Minneapolis – One wired city

14 Reader Comments

The picture of the Basillica they decided to use for us is weird. I don’t remember it looking so marbley and Pantheon-like.

It’s time to put “wired” to rest with “next-gen” as words related to cutting edge technology.

Monolithic computers are dead, intelligence is in the network, and the networks aren’t so wired anymore.

Congratulations to Atlanta taking the top spot. It’s sort of an adopted home town for The Rat.

Sure, Champs:

Were you a School Marm in another life?

champs|rt53 Jan 15 2008
5:28 pm

Rat, it would only be school-marmy to point out that more than half of the dozen-plus points that most Internet connections pass through are interconnected not by metal wire but fiber optic strands of glass.

The point is that wires are passe, and it’s ironic that such an anachronism is still used to describe something as cutting edge.

The point is that wires are passe

The Rat’s “wireless” connection in his house has telephone jack wire, an Ethernet wire. Router plug in, Fax plug in.

Wireless is not.

Dare I point out that this is the first time I commented to this post from a system with any sort of external wires?

Laptop + WiFi, phone + GPRS. You are behind the times. Wires are out.

SpellsGood Jan 16 2008
9:02 am

You are behind the times. Well, you heard him…he does admire Atlanta.

one time I stuck my finger in light socket and it really hurt

I read somewhere that Qwest is working on it’s fiber to home service for the metro area. Anyone no anything about that?
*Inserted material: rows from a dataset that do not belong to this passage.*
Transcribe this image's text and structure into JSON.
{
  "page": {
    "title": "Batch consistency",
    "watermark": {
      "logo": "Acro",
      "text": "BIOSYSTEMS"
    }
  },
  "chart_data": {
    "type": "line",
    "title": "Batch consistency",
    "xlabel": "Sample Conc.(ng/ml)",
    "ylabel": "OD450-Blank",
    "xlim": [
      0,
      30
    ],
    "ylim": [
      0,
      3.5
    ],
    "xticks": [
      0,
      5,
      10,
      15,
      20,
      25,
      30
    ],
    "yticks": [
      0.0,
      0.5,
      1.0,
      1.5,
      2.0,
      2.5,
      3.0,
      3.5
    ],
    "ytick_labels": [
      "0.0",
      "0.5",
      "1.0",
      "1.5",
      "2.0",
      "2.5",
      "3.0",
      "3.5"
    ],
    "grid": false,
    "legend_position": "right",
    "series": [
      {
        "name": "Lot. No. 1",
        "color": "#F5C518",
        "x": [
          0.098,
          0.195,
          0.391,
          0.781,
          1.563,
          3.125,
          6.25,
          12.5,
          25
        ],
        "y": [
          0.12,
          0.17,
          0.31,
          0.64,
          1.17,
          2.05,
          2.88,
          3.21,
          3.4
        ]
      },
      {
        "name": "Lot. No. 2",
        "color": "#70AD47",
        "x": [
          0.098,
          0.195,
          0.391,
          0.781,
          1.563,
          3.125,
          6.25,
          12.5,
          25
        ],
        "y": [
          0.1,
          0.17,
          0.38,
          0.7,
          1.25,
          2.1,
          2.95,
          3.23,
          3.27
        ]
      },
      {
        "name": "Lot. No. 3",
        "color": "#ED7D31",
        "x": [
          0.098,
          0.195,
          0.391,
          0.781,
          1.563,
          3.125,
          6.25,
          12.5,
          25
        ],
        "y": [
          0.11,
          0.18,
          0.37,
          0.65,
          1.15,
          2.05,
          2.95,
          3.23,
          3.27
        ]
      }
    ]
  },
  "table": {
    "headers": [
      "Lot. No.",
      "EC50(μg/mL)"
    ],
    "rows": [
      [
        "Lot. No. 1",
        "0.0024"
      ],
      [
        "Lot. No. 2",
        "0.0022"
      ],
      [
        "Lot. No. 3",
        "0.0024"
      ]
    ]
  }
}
They’re looking at doing some things in Eagan, I know. From what I understand, they want to plug everyone into some sort of node so they can get DSL at twice the speed.

I should hope that the network is more than double the speed, because it doesn’t really justify the cost.

Out of curiosity, did Qwest plan on this service before or after they tried to lobby their way out of competition from the city’s (and many others) municipal wireless project?

Is that the same Qwest that managed to give my 256k DSL a speed bump to 640k, for free, right as Time Warner Cable was about to roll out RoadRunner?

Okay, I guess it’s not fiber to home but rather fiber to “neighborhood distribution points.” It will bring max speeds up from 7mbps to 20mbps.